If the UK leaves the single market and custom union, “the UK’s trade with Turkey will be curtailed by rising trade barriers”, he added. 

The UK is Turkey’s second largest exports destination after Germany but it is relatively small compared with the EU27. Despite the recent rise in trade between the UK and Turkey, the EU will “always be much more strategically important to Turkey than Brexit Britain”, said Mr Hakura. 

Stronger UK-Turkey investment also depends on maintaining “EU-UK post-Brexit frictionless trade ties”, he added. 

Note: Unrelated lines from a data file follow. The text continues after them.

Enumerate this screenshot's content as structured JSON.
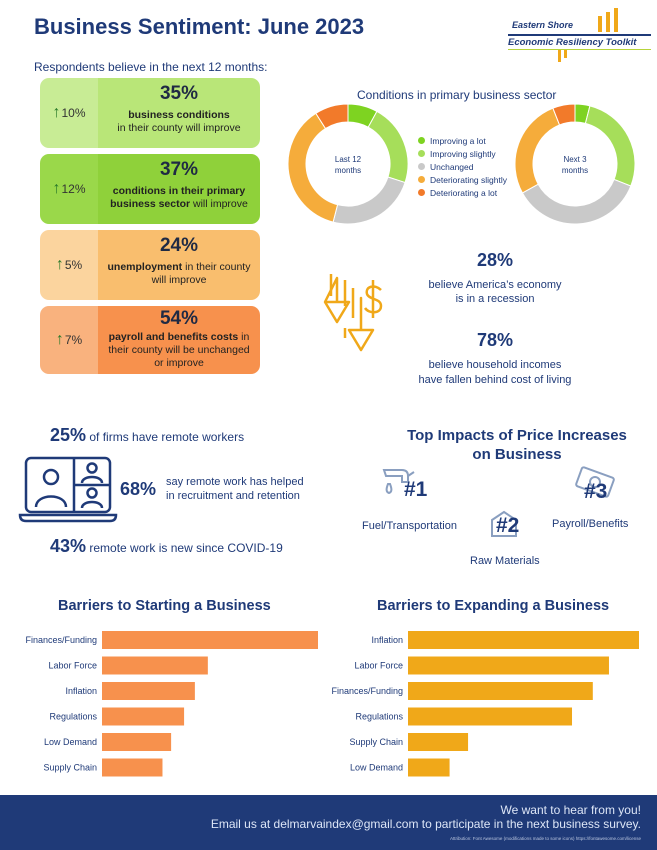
{
  "header": {
    "title": "Business Sentiment: June 2023",
    "logo_line1": "Eastern Shore",
    "logo_line2": "Economic Resiliency Toolkit"
  },
  "intro": "Respondents believe in the next 12 months:",
  "cards": [
    {
      "change": "10%",
      "pct": "35%",
      "bold": "business conditions",
      "rest": "in their county will improve",
      "side_color": "#c8ec95",
      "body_color": "#b9e678"
    },
    {
      "change": "12%",
      "pct": "37%",
      "bold": "conditions in their primary business sector",
      "rest": "will improve",
      "side_color": "#9ad84a",
      "body_color": "#8fd13a"
    },
    {
      "change": "5%",
      "pct": "24%",
      "bold": "unemployment",
      "rest": "in their county will improve",
      "side_color": "#fbd49e",
      "body_color": "#f9be6e"
    },
    {
      "change": "7%",
      "pct": "54%",
      "bold": "payroll and benefits costs",
      "rest": "in their county will be unchanged or improve",
      "side_color": "#f9b27e",
      "body_color": "#f7914d"
    }
  ],
  "donuts": {
    "title": "Conditions in primary business sector",
    "left_label_1": "Last 12",
    "left_label_2": "months",
    "right_label_1": "Next 3",
    "right_label_2": "months",
    "legend": [
      {
        "label": "Improving a lot",
        "color": "#7ed321"
      },
      {
        "label": "Improving slightly",
        "color": "#a6de5a"
      },
      {
        "label": "Unchanged",
        "color": "#c9c9c9"
      },
      {
        "label": "Deteriorating slightly",
        "color": "#f5ac3b"
      },
      {
        "label": "Deteriorating a lot",
        "color": "#f27a2a"
      }
    ],
    "left_shares": [
      0.08,
      0.22,
      0.24,
      0.37,
      0.09
    ],
    "right_shares": [
      0.04,
      0.27,
      0.36,
      0.27,
      0.06
    ]
  },
  "economy": {
    "recession_pct": "28%",
    "recession_line1": "believe America’s economy",
    "recession_line2": "is in a recession",
    "income_pct": "78%",
    "income_line1": "believe household incomes",
    "income_line2": "have fallen behind cost of living"
  },
  "remote": {
    "firms_pct": "25%",
    "firms_text": "of firms have remote workers",
    "helped_pct": "68%",
    "helped_line1": "say remote work has helped",
    "helped_line2": "in recruitment and retention",
    "new_pct": "43%",
    "new_text": "remote work is new since COVID-19"
  },
  "impacts": {
    "title_line1": "Top Impacts of Price Increases",
    "title_line2": "on Business",
    "items": [
      {
        "rank": "#1",
        "label": "Fuel/Transportation"
      },
      {
        "rank": "#2",
        "label": "Raw Materials"
      },
      {
        "rank": "#3",
        "label": "Payroll/Benefits"
      }
    ]
  },
  "chart_data": [
    {
      "type": "bar",
      "title": "Barriers to Starting a Business",
      "categories": [
        "Finances/Funding",
        "Labor Force",
        "Inflation",
        "Regulations",
        "Low Demand",
        "Supply Chain"
      ],
      "values": [
        100,
        49,
        43,
        38,
        32,
        28
      ],
      "color": "#f7914d"
    },
    {
      "type": "bar",
      "title": "Barriers to Expanding a Business",
      "categories": [
        "Inflation",
        "Labor Force",
        "Finances/Funding",
        "Regulations",
        "Supply Chain",
        "Low Demand"
      ],
      "values": [
        100,
        87,
        80,
        71,
        26,
        18
      ],
      "color": "#f0a819"
    }
  ],
  "footer": {
    "line1": "We want to hear from you!",
    "line2": "Email us at delmarvaindex@gmail.com to participate in the next business survey.",
    "attribution": "Attribution: Font Awesome (modifications made to some icons) https://fontawesome.com/license"
  }
}
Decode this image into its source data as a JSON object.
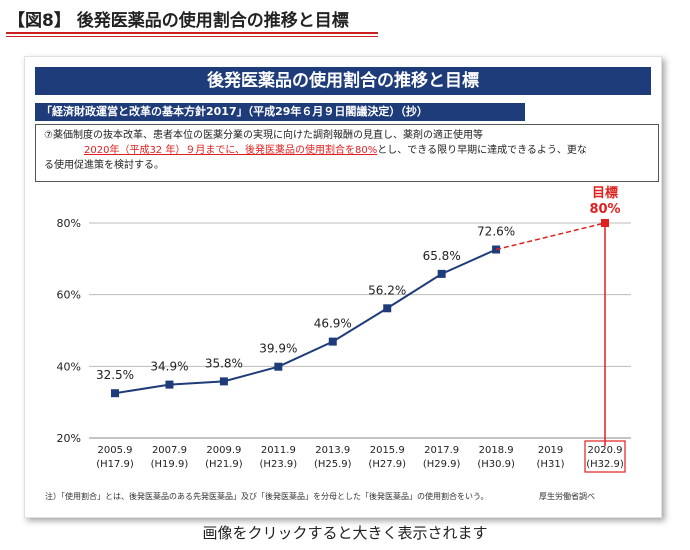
{
  "page": {
    "heading": "【図8】 後発医薬品の使用割合の推移と目標",
    "caption": "画像をクリックすると大きく表示されます"
  },
  "panel": {
    "title": "後発医薬品の使用割合の推移と目標",
    "policy_title": "「経済財政運営と改革の基本方針2017」（平成29年６月９日閣議決定）（抄）",
    "policy_text_1": "⑦薬価制度の抜本改革、患者本位の医薬分業の実現に向けた調剤報酬の見直し、薬剤の適正使用等",
    "policy_text_highlight": "2020年（平成32 年）９月までに、後発医薬品の使用割合を80%",
    "policy_text_2": "とし、できる限り早期に達成できるよう、更な",
    "policy_text_3": "る使用促進策を検討する。",
    "footnote": "注）「使用割合」とは、後発医薬品のある先発医薬品」及び「後発医薬品」を分母とした「後発医薬品」の使用割合をいう。",
    "source": "厚生労働省調べ"
  },
  "colors": {
    "navy": "#1f3c7a",
    "target_red": "#e02020"
  },
  "chart_data": {
    "type": "line",
    "title": "後発医薬品の使用割合の推移と目標",
    "xlabel": "",
    "ylabel": "",
    "ylim": [
      20,
      80
    ],
    "yticks": [
      "20%",
      "40%",
      "60%",
      "80%"
    ],
    "grid": true,
    "categories": [
      {
        "top": "2005.9",
        "bottom": "(H17.9)"
      },
      {
        "top": "2007.9",
        "bottom": "(H19.9)"
      },
      {
        "top": "2009.9",
        "bottom": "(H21.9)"
      },
      {
        "top": "2011.9",
        "bottom": "(H23.9)"
      },
      {
        "top": "2013.9",
        "bottom": "(H25.9)"
      },
      {
        "top": "2015.9",
        "bottom": "(H27.9)"
      },
      {
        "top": "2017.9",
        "bottom": "(H29.9)"
      },
      {
        "top": "2018.9",
        "bottom": "(H30.9)"
      },
      {
        "top": "2019",
        "bottom": "(H31)"
      },
      {
        "top": "2020.9",
        "bottom": "(H32.9)"
      }
    ],
    "series": [
      {
        "values": [
          32.5,
          34.9,
          35.8,
          39.9,
          46.9,
          56.2,
          65.8,
          72.6,
          null,
          null
        ],
        "labels": [
          "32.5%",
          "34.9%",
          "35.8%",
          "39.9%",
          "46.9%",
          "56.2%",
          "65.8%",
          "72.6%",
          "",
          ""
        ]
      }
    ],
    "target": {
      "label": "目標",
      "value_label": "80%",
      "value": 80,
      "category_index": 9
    }
  }
}
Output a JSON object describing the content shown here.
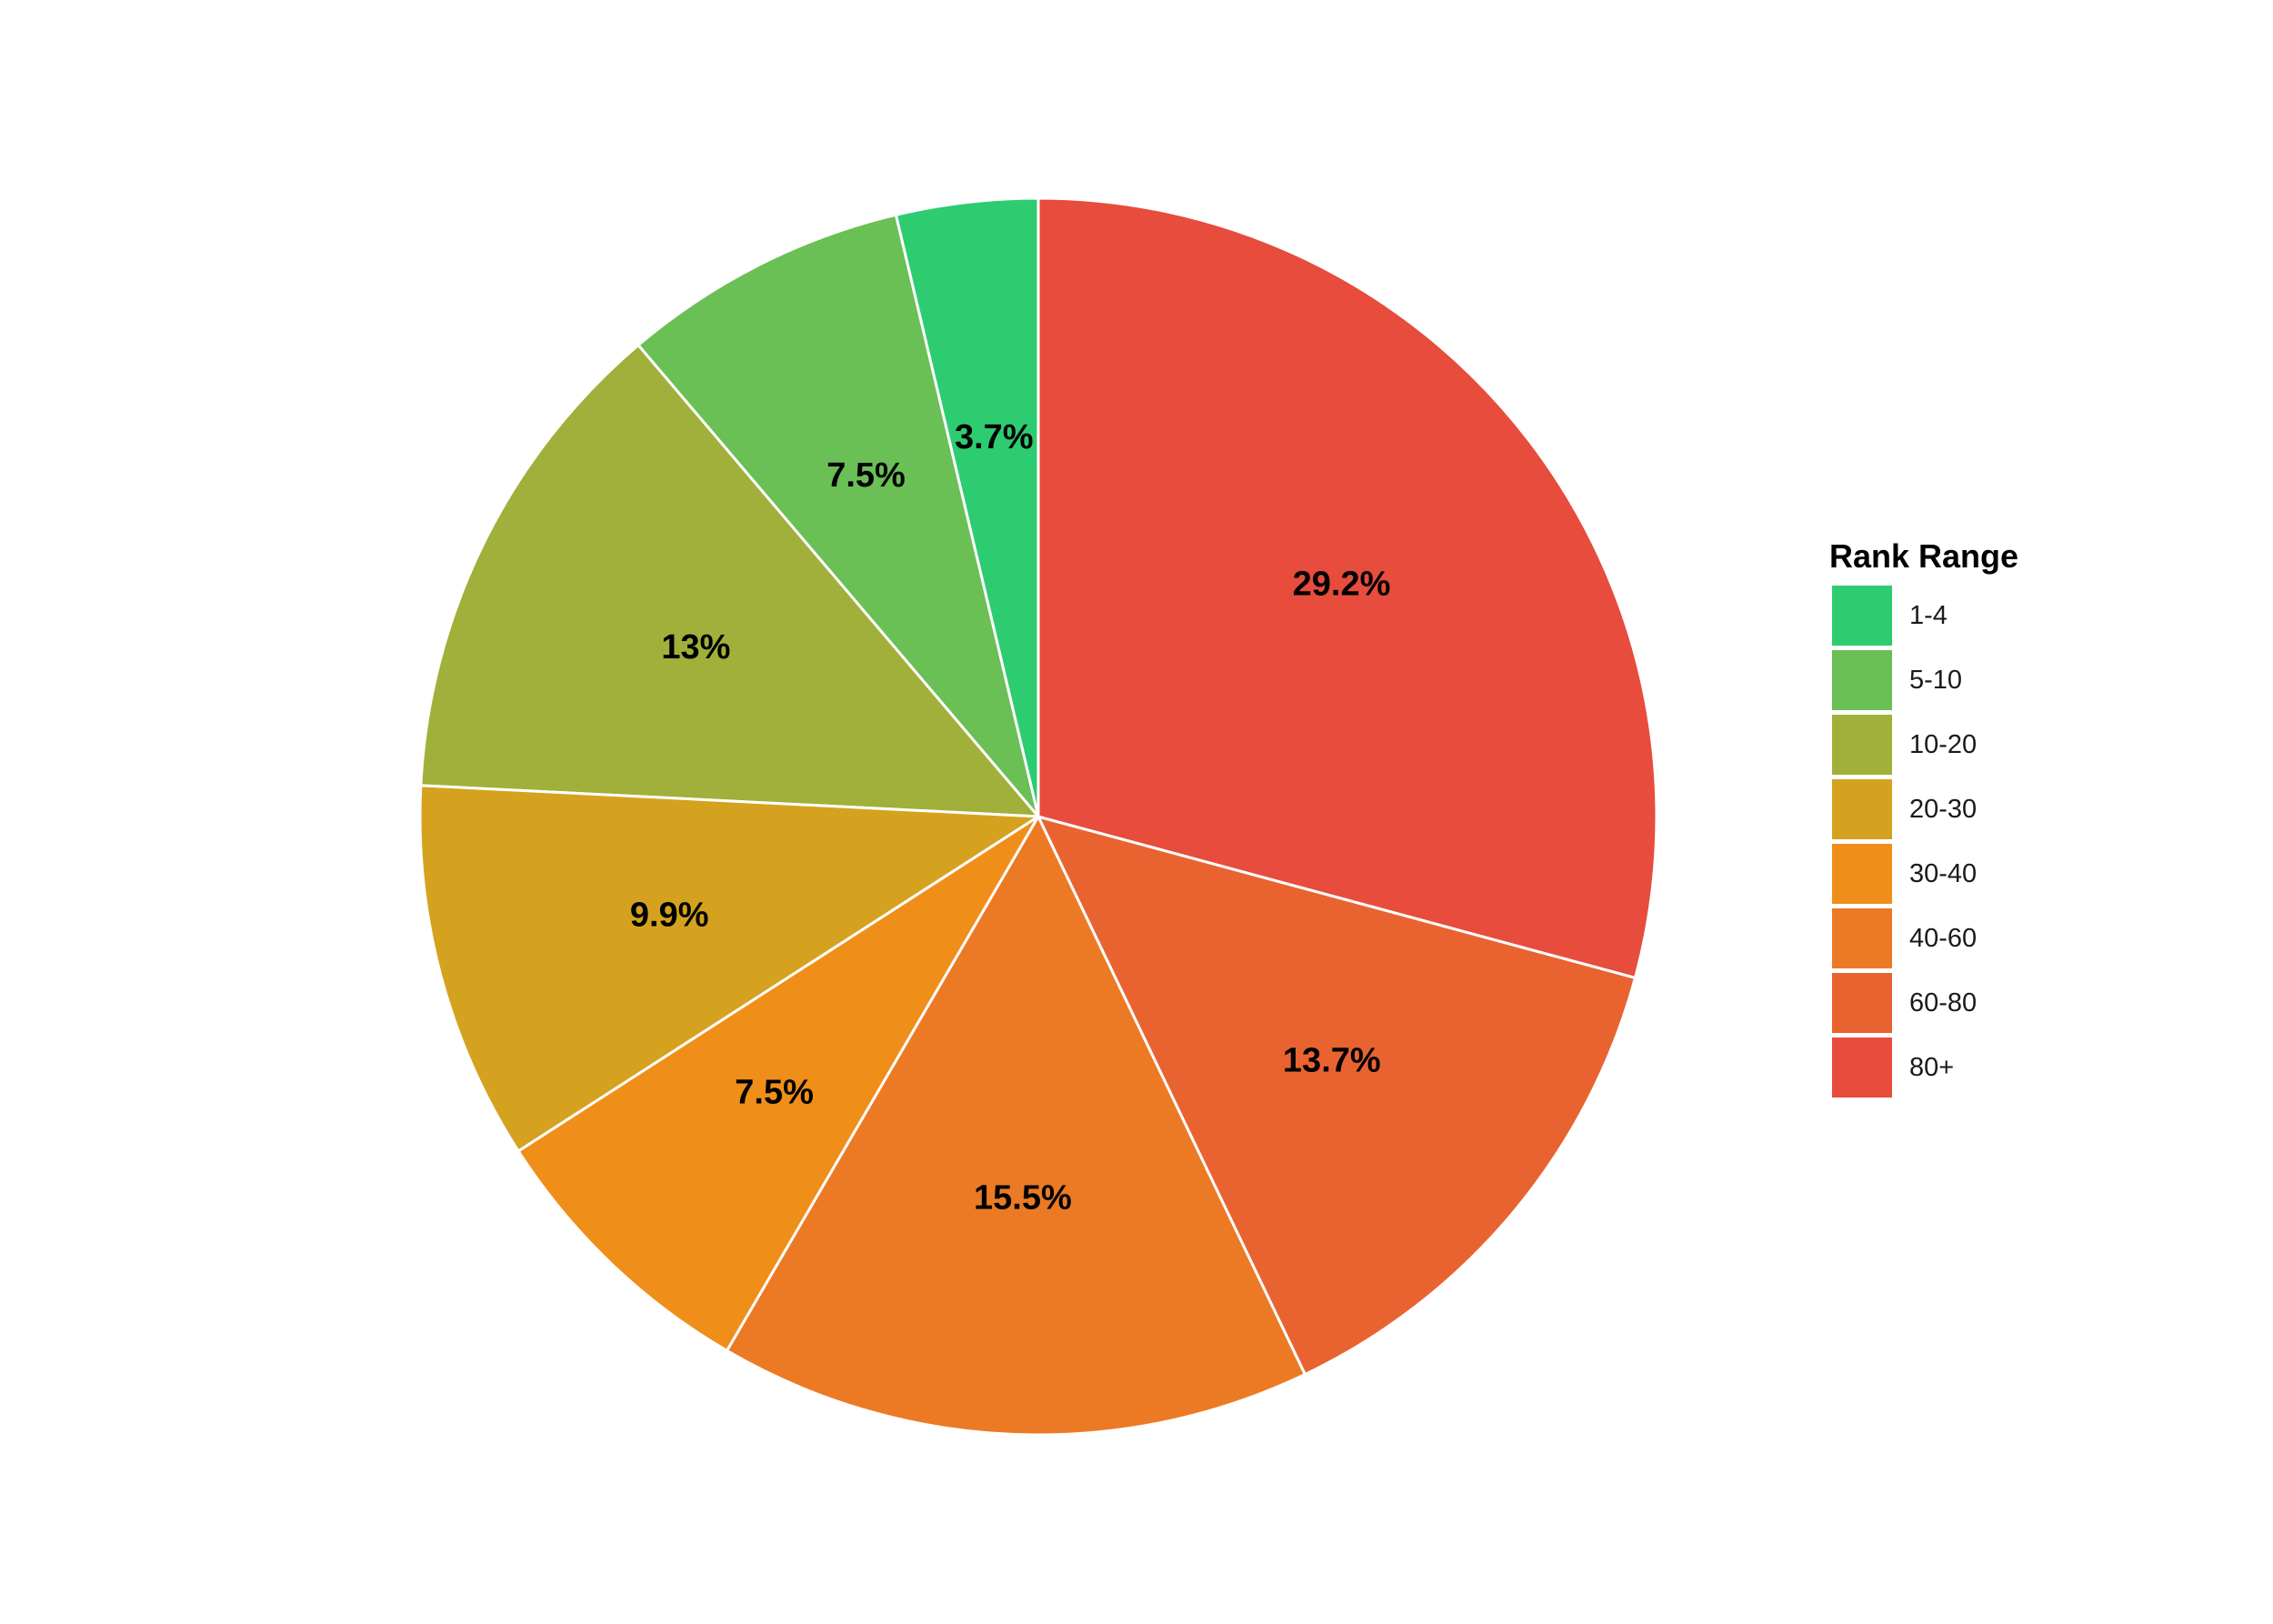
{
  "chart_data": {
    "type": "pie",
    "categories": [
      "1-4",
      "5-10",
      "10-20",
      "20-30",
      "30-40",
      "40-60",
      "60-80",
      "80+"
    ],
    "values": [
      3.7,
      7.5,
      13.0,
      9.9,
      7.5,
      15.5,
      13.7,
      29.2
    ],
    "labels": [
      "3.7%",
      "7.5%",
      "13%",
      "9.9%",
      "7.5%",
      "15.5%",
      "13.7%",
      "29.2%"
    ],
    "colors": [
      "#2ecc71",
      "#6abf55",
      "#a0b03a",
      "#d5a220",
      "#f08e1a",
      "#ec7a25",
      "#e96331",
      "#e74c3c"
    ],
    "direction": "counterclockwise from 12 o'clock",
    "legend": {
      "title": "Rank Range",
      "placement": "right",
      "entries": [
        "1-4",
        "5-10",
        "10-20",
        "20-30",
        "30-40",
        "40-60",
        "60-80",
        "80+"
      ]
    },
    "title": "",
    "xlabel": "",
    "ylabel": ""
  }
}
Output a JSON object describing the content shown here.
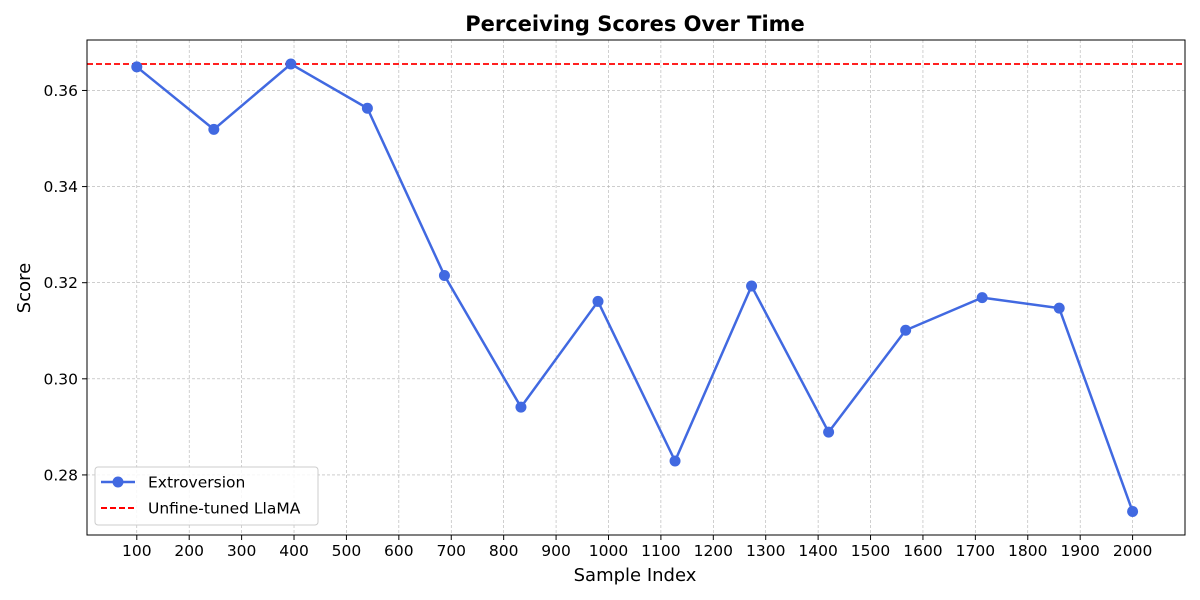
{
  "chart_data": {
    "type": "line",
    "title": "Perceiving Scores Over Time",
    "xlabel": "Sample Index",
    "ylabel": "Score",
    "xlim": [
      5,
      2100
    ],
    "ylim": [
      0.2675,
      0.3705
    ],
    "xticks": [
      100,
      200,
      300,
      400,
      500,
      600,
      700,
      800,
      900,
      1000,
      1100,
      1200,
      1300,
      1400,
      1500,
      1600,
      1700,
      1800,
      1900,
      2000
    ],
    "yticks": [
      0.28,
      0.3,
      0.32,
      0.34,
      0.36
    ],
    "grid": true,
    "legend_position": "lower-left",
    "series": [
      {
        "name": "Extroversion",
        "color": "#4169e1",
        "x": [
          100,
          247,
          394,
          540,
          687,
          833,
          980,
          1127,
          1273,
          1420,
          1567,
          1713,
          1860,
          2000
        ],
        "y": [
          0.3649,
          0.3519,
          0.3655,
          0.3563,
          0.3215,
          0.2941,
          0.3161,
          0.2829,
          0.3193,
          0.2889,
          0.3101,
          0.3169,
          0.3147,
          0.2724
        ]
      }
    ],
    "reference_lines": [
      {
        "name": "Unfine-tuned LlaMA",
        "color": "#ff0000",
        "style": "dashed",
        "y": 0.3655
      }
    ]
  }
}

The UK has made the third largest number of greenfield investment projects in Turkey since 2003 after the US and Germany, according to fDi Markets. Those have largely focused on real estate.

The UK “needs Turkey more than ever as an economic and geopolitical partner”, said Mr Chenevix. That could mean fewer “vocal complaints about deteriorating standards for democracy, freedom, human rights and the rule of law in Turkey”, added Mr Hakura. 

While the government is courting Turkey, Britons have fallen out of love with the country as a tourist destination. 

In 2014, the UK was the third largest source of foreign tourist arrivals after Germany and Russia, with about 2.6m tourists visiting Turkey. Last year, the number of Britons visiting dropped by 36 per cent.